HWS Awarded $1M in NSF Grants


Grants from the National Science Foundation will support a collaborative research project that explores the ways cities shape animal evolution by studying eastern gray squirrels and an atmospheric science project that will result in the most expansive and comprehensive lake-effect snow database in existence for the Great Lakes. Together the grants total nearly $1 million.

Urban Evolution: As the lead institution for the urban evolution project, the Colleges received $426,452 of a total $1.5 million grant, with the remainder being split between collaborating researchers from Yale University and the State University of New York's College of Environmental Science and Forestry. HWS Associate Professor of Biology Brad Cosentino will serve as principal researcher for the project, which will also involve HWS student researchers.

Cosentino will explore how urbanization affects evolution by attempting to discover why melanic gray squirrels declined in rural forests but persist in cities. "We typically think of cities as places where nature and wildlife are absent, but some species do well in urban areas - and there's evidence that life in cities evolves very rapidly in response to dramatic environmental change," explains Cosentino.

Researchers will measure the degree to which melanism changes between cities and the surrounding forests using 10 cities in the U.S. and Canada.

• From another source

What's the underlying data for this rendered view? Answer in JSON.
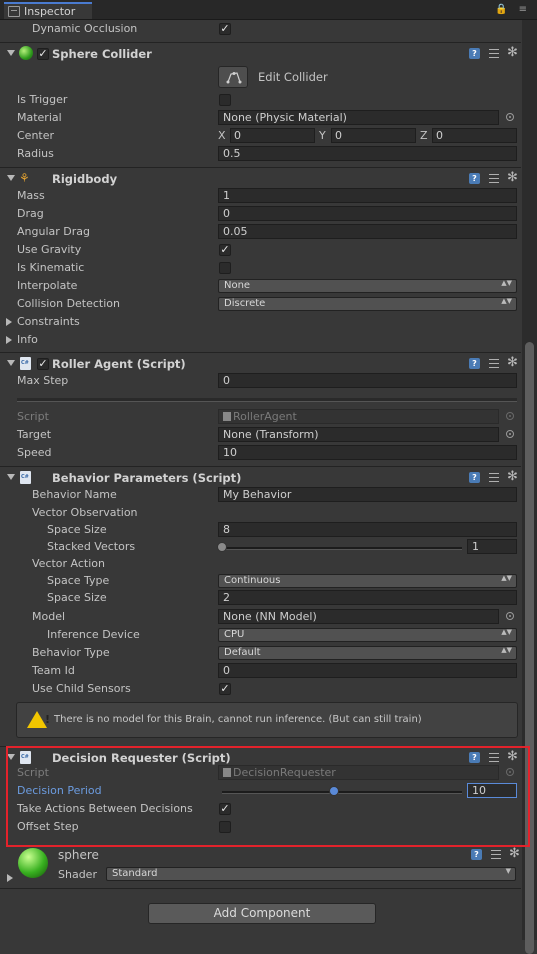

They will conduct visual surveys of coat color, perform live-trapping for genomic analyses and conduct some experimental work in Geneva, N.Y. and Syracuse, N.Y. to understand the mechanisms of urban evolution. The project will also engage K-12 students and thousands of citizen scientists in recording observations of squirrel coat colors and measuring evolution in schoolyard and backyard settings.

Metz and Laird 

Lake-Effect Snow: The Colleges will receive $514,733 for a three-year atmospheric science project, that will support Professor of Geoscience Neil Laird (principal investigator), Associate Professor of Geoscience Nicholas Metz (co-principal investigator) and student researchers as they address lingering questions around the weather interactions that regularly impact lake-effect storms.

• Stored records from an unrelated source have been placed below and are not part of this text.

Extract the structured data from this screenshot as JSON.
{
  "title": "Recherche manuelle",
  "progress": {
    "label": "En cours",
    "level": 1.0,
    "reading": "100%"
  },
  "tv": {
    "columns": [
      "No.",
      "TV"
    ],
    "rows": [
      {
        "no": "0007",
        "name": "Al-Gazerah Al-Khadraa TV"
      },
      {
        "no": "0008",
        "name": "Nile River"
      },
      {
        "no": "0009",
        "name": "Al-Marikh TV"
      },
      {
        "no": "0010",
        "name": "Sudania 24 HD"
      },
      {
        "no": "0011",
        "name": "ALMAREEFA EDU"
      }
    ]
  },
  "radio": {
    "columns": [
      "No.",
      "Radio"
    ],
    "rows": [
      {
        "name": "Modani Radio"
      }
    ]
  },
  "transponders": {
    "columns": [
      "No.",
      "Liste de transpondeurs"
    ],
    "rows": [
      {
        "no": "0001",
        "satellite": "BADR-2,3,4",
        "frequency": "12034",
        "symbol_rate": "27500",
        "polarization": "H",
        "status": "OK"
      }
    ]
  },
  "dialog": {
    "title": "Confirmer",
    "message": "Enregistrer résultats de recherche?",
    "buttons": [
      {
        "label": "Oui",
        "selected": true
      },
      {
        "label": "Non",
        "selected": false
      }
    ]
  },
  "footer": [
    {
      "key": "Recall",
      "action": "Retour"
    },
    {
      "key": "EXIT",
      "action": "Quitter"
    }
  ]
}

As Laird and Metz explain in their proposal, "Lake-effect snowstorms have large impacts on people and communities in the Great Lakes region, as well as areas beyond the typical lake-effect snowbelts, and there remain several unanswered scientific questions regarding multi-scale interactions that regularly affect these storms."

Featuring "a wide range of educational and training activities" for students, the project will explore the relationship between lake-effect storms and varying jetstream wind patterns, while "providing valuable insight into complex lake-effect weather systems that are difficult to forecast, as well as the snowfall produced by these storms."